How to model a knowledge graph in MongoDB, incl. ontologies and an example based on public data from OpenStreetMap

Primary LanguagePythonMIT LicenseMIT

MongoDB and Knowledge Graphs

How to model a knowledge graph in MongoDB, incl. ontologies and an example based on public data from OpenStreetMap

Prerequisites

  • Latest stable Python 3 with the following (TODO: pyld, requests, rdflib, rdflib-jsonld, esy, esy-osm-pbf) modules installed
  • Java JDK
  • pbf2json download from https://github.com/pelias/pbf2json
  • owl2jsonld download from https://github.com/stain/owl2jsonld
  • Latest stable MongoDB installed locally or accessible. Connection is currently configured to use local instance without authentication
  • OSM data in PBF format at choice.

TODO:

  • Visualization

Steps

Create Ontology

  • Import raw data of keys and values of OSM data: python3 import_osm_metadata.py
  • Derive ontology python3 derive_ontology.py

After running derive_ontology.py the files osmpower.jsonld and osmpower.ttl are created.

Create Instances

  • Import OSM data (can be a whole country, or just some parts): https://www.geofabrik.de/data/download.html e.g. bayern-latest.osm.pbf. Change INPUT_OSM_FILE in import_osm_data.py accordingly.
  • To import raw data of .osm.pbf file to MongoDB import_osm_data.py the file pbf2json.darwin-x64 (for your OS of choice) is needed.

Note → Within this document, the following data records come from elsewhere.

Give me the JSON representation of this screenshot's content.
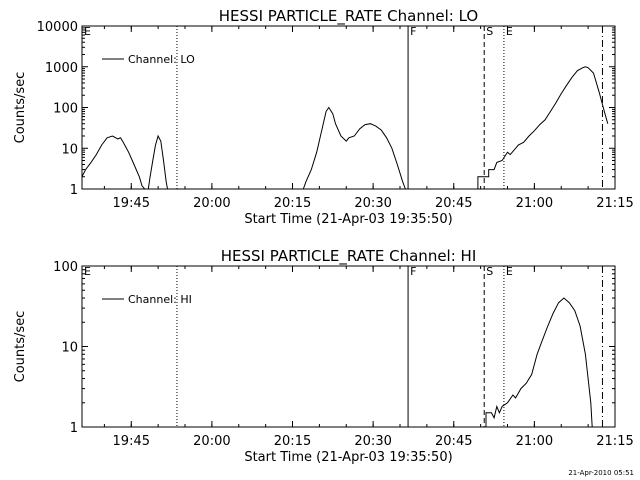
{
  "footer": {
    "timestamp": "21-Apr-2010 05:51"
  },
  "chart_data": [
    {
      "type": "line",
      "title": "HESSI PARTICLE_RATE Channel: LO",
      "xlabel": "Start Time (21-Apr-03 19:35:50)",
      "ylabel": "Counts/sec",
      "y_scale": "log",
      "ylim": [
        1,
        10000
      ],
      "xlim": [
        "19:35:50",
        "21:15:00"
      ],
      "x_ticks": [
        "19:45",
        "20:00",
        "20:15",
        "20:30",
        "20:45",
        "21:00",
        "21:15"
      ],
      "y_ticks": [
        "1",
        "10",
        "100",
        "1000",
        "10000"
      ],
      "legend": {
        "position": "top-left",
        "entries": [
          "Channel: LO"
        ]
      },
      "markers": [
        {
          "label": "E",
          "time": "19:35:50",
          "style": "dotted"
        },
        {
          "label": "",
          "time": "19:53:30",
          "style": "dotted"
        },
        {
          "label": "F",
          "time": "20:36:30",
          "style": "solid"
        },
        {
          "label": "S",
          "time": "20:50:40",
          "style": "dashed"
        },
        {
          "label": "E",
          "time": "20:54:20",
          "style": "dotted"
        },
        {
          "label": "",
          "time": "21:12:40",
          "style": "dashdot"
        }
      ],
      "series": [
        {
          "name": "Channel: LO",
          "segments": [
            [
              [
                "19:35:50",
                2
              ],
              [
                "19:36:30",
                3
              ],
              [
                "19:37:30",
                4.5
              ],
              [
                "19:38:30",
                7
              ],
              [
                "19:39:30",
                12
              ],
              [
                "19:40:30",
                18
              ],
              [
                "19:41:30",
                20
              ],
              [
                "19:42:30",
                17
              ],
              [
                "19:43:00",
                18
              ],
              [
                "19:43:30",
                14
              ],
              [
                "19:44:30",
                8
              ],
              [
                "19:45:30",
                4
              ],
              [
                "19:46:30",
                2
              ],
              [
                "19:47:00",
                1.2
              ],
              [
                "19:47:30",
                1
              ]
            ],
            [
              [
                "19:48:10",
                1
              ],
              [
                "19:48:30",
                2
              ],
              [
                "19:49:00",
                5
              ],
              [
                "19:49:30",
                12
              ],
              [
                "19:50:00",
                20
              ],
              [
                "19:50:30",
                15
              ],
              [
                "19:51:00",
                5
              ],
              [
                "19:51:30",
                1.5
              ],
              [
                "19:51:45",
                1
              ]
            ],
            [
              [
                "20:17:00",
                1
              ],
              [
                "20:17:30",
                1.5
              ],
              [
                "20:18:30",
                3
              ],
              [
                "20:19:30",
                8
              ],
              [
                "20:20:30",
                30
              ],
              [
                "20:21:15",
                80
              ],
              [
                "20:21:45",
                100
              ],
              [
                "20:22:30",
                70
              ],
              [
                "20:23:00",
                40
              ],
              [
                "20:24:00",
                20
              ],
              [
                "20:25:00",
                15
              ],
              [
                "20:25:30",
                18
              ],
              [
                "20:26:30",
                20
              ],
              [
                "20:27:30",
                30
              ],
              [
                "20:28:30",
                38
              ],
              [
                "20:29:30",
                40
              ],
              [
                "20:30:30",
                35
              ],
              [
                "20:31:30",
                28
              ],
              [
                "20:32:30",
                18
              ],
              [
                "20:33:30",
                10
              ],
              [
                "20:34:30",
                4
              ],
              [
                "20:35:30",
                1.5
              ],
              [
                "20:36:00",
                1
              ]
            ],
            [
              [
                "20:49:30",
                1
              ],
              [
                "20:49:30",
                2
              ],
              [
                "20:51:30",
                2
              ],
              [
                "20:51:30",
                3
              ],
              [
                "20:52:30",
                3
              ],
              [
                "20:53:00",
                4.5
              ],
              [
                "20:54:00",
                5
              ],
              [
                "20:55:00",
                8
              ],
              [
                "20:55:30",
                7
              ],
              [
                "20:56:30",
                10
              ],
              [
                "20:57:00",
                12
              ],
              [
                "20:58:00",
                14
              ],
              [
                "20:59:00",
                20
              ],
              [
                "21:00:00",
                27
              ],
              [
                "21:01:00",
                38
              ],
              [
                "21:02:00",
                50
              ],
              [
                "21:03:00",
                80
              ],
              [
                "21:04:00",
                130
              ],
              [
                "21:05:00",
                220
              ],
              [
                "21:06:00",
                350
              ],
              [
                "21:07:00",
                550
              ],
              [
                "21:08:00",
                800
              ],
              [
                "21:09:00",
                950
              ],
              [
                "21:09:30",
                1000
              ],
              [
                "21:10:00",
                950
              ],
              [
                "21:11:00",
                700
              ],
              [
                "21:12:00",
                250
              ],
              [
                "21:13:00",
                80
              ],
              [
                "21:13:40",
                40
              ]
            ]
          ]
        }
      ]
    },
    {
      "type": "line",
      "title": "HESSI PARTICLE_RATE Channel: HI",
      "xlabel": "Start Time (21-Apr-03 19:35:50)",
      "ylabel": "Counts/sec",
      "y_scale": "log",
      "ylim": [
        1,
        100
      ],
      "xlim": [
        "19:35:50",
        "21:15:00"
      ],
      "x_ticks": [
        "19:45",
        "20:00",
        "20:15",
        "20:30",
        "20:45",
        "21:00",
        "21:15"
      ],
      "y_ticks": [
        "1",
        "10",
        "100"
      ],
      "legend": {
        "position": "top-left",
        "entries": [
          "Channel: HI"
        ]
      },
      "markers": [
        {
          "label": "E",
          "time": "19:35:50",
          "style": "dotted"
        },
        {
          "label": "",
          "time": "19:53:30",
          "style": "dotted"
        },
        {
          "label": "F",
          "time": "20:36:30",
          "style": "solid"
        },
        {
          "label": "S",
          "time": "20:50:40",
          "style": "dashed"
        },
        {
          "label": "E",
          "time": "20:54:20",
          "style": "dotted"
        },
        {
          "label": "",
          "time": "21:12:40",
          "style": "dashdot"
        }
      ],
      "series": [
        {
          "name": "Channel: HI",
          "segments": [
            [
              [
                "20:51:00",
                1
              ],
              [
                "20:51:00",
                1.5
              ],
              [
                "20:52:00",
                1.5
              ],
              [
                "20:52:30",
                1.3
              ],
              [
                "20:53:00",
                1.8
              ],
              [
                "20:53:30",
                1.5
              ],
              [
                "20:54:00",
                1.8
              ],
              [
                "20:55:00",
                2
              ],
              [
                "20:56:00",
                2.5
              ],
              [
                "20:56:30",
                2.3
              ],
              [
                "20:57:30",
                3
              ],
              [
                "20:58:30",
                3.5
              ],
              [
                "20:59:30",
                4.5
              ],
              [
                "21:00:00",
                6
              ],
              [
                "21:00:30",
                8
              ],
              [
                "21:01:30",
                12
              ],
              [
                "21:02:30",
                18
              ],
              [
                "21:03:30",
                26
              ],
              [
                "21:04:30",
                35
              ],
              [
                "21:05:30",
                40
              ],
              [
                "21:06:30",
                35
              ],
              [
                "21:07:30",
                28
              ],
              [
                "21:08:30",
                18
              ],
              [
                "21:09:30",
                8
              ],
              [
                "21:10:00",
                4
              ],
              [
                "21:10:30",
                2
              ],
              [
                "21:10:45",
                1
              ]
            ]
          ]
        }
      ]
    }
  ]
}
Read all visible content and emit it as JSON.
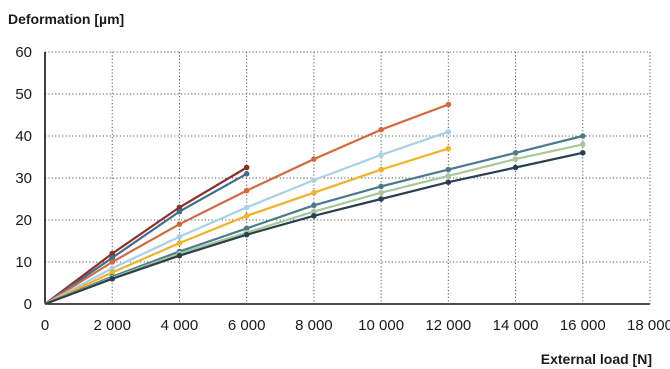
{
  "chart_data": {
    "type": "line",
    "title": "",
    "xlabel": "External load [N]",
    "ylabel": "Deformation [µm]",
    "xlim": [
      0,
      18000
    ],
    "ylim": [
      0,
      60
    ],
    "x_ticks": [
      0,
      2000,
      4000,
      6000,
      8000,
      10000,
      12000,
      14000,
      16000,
      18000
    ],
    "x_tick_labels": [
      "0",
      "2 000",
      "4 000",
      "6 000",
      "8 000",
      "10 000",
      "12 000",
      "14 000",
      "16 000",
      "18 000"
    ],
    "y_ticks": [
      0,
      10,
      20,
      30,
      40,
      50,
      60
    ],
    "y_tick_labels": [
      "0",
      "10",
      "20",
      "30",
      "40",
      "50",
      "60"
    ],
    "grid": true,
    "legend": "none",
    "series": [
      {
        "color": "#8b2f28",
        "points": [
          [
            0,
            0
          ],
          [
            2000,
            12
          ],
          [
            4000,
            23
          ],
          [
            6000,
            32.5
          ]
        ]
      },
      {
        "color": "#3e6e8c",
        "points": [
          [
            0,
            0
          ],
          [
            2000,
            11
          ],
          [
            4000,
            22
          ],
          [
            6000,
            31
          ]
        ]
      },
      {
        "color": "#d2683c",
        "points": [
          [
            0,
            0
          ],
          [
            2000,
            10
          ],
          [
            4000,
            19
          ],
          [
            6000,
            27
          ],
          [
            8000,
            34.5
          ],
          [
            10000,
            41.5
          ],
          [
            12000,
            47.5
          ]
        ]
      },
      {
        "color": "#a8d0e6",
        "points": [
          [
            0,
            0
          ],
          [
            2000,
            8.5
          ],
          [
            4000,
            16
          ],
          [
            6000,
            23
          ],
          [
            8000,
            29.5
          ],
          [
            10000,
            35.5
          ],
          [
            12000,
            41
          ]
        ]
      },
      {
        "color": "#f0b22a",
        "points": [
          [
            0,
            0
          ],
          [
            2000,
            7.5
          ],
          [
            4000,
            14.5
          ],
          [
            6000,
            21
          ],
          [
            8000,
            26.5
          ],
          [
            10000,
            32
          ],
          [
            12000,
            37
          ]
        ]
      },
      {
        "color": "#4a7a8c",
        "points": [
          [
            0,
            0
          ],
          [
            2000,
            6.5
          ],
          [
            4000,
            12.5
          ],
          [
            6000,
            18
          ],
          [
            8000,
            23.5
          ],
          [
            10000,
            28
          ],
          [
            12000,
            32
          ],
          [
            14000,
            36
          ],
          [
            16000,
            40
          ]
        ]
      },
      {
        "color": "#a8c89a",
        "points": [
          [
            0,
            0
          ],
          [
            2000,
            6.2
          ],
          [
            4000,
            12
          ],
          [
            6000,
            17
          ],
          [
            8000,
            22
          ],
          [
            10000,
            26.5
          ],
          [
            12000,
            30.5
          ],
          [
            14000,
            34.5
          ],
          [
            16000,
            38
          ]
        ]
      },
      {
        "color": "#2a4050",
        "points": [
          [
            0,
            0
          ],
          [
            2000,
            6
          ],
          [
            4000,
            11.5
          ],
          [
            6000,
            16.5
          ],
          [
            8000,
            21
          ],
          [
            10000,
            25
          ],
          [
            12000,
            29
          ],
          [
            14000,
            32.5
          ],
          [
            16000,
            36
          ]
        ]
      }
    ]
  }
}
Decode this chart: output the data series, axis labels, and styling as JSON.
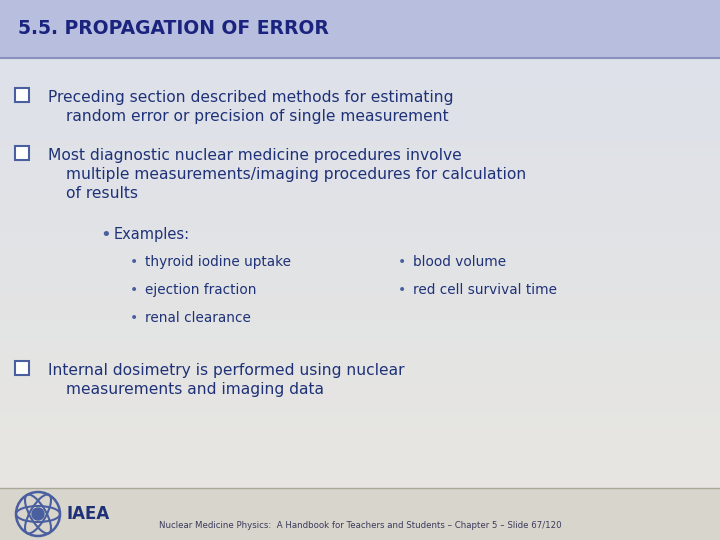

Change command in import_osm_data.py accordingly. Then run with python3 import_osm_data.py. When running, the script seems to hang, but it does finish (needs to be documented or changed, as the Java process is called from the Python script. Bit hacky, but works more or less fine). You can stop with Control-C, as soon as no new objects are inserted into raw_objects_germany (should be just raw_objects <- final polishing).
  • Next step is to run python3 derive_instances.py to get the instance data as TTL file and in the collection "instance". The file owl2jsonld is needed. Change OWL_TO_JSON_JAR_ABSOLUTE_PATH in derive_instances.py accordingly. Please double-check if the collection name in derive_instances.py is correct, must be "raw_objects_germany" (those imported earlier).

When running script reports progress creating assets:

Processed 296000 Assets
Processed 297000 Assets
Create partOf and hasPart relationships

After running derive_instances.py the file osmpower_bavaria.ttl is created (NOTE: file name is hardcoded in script).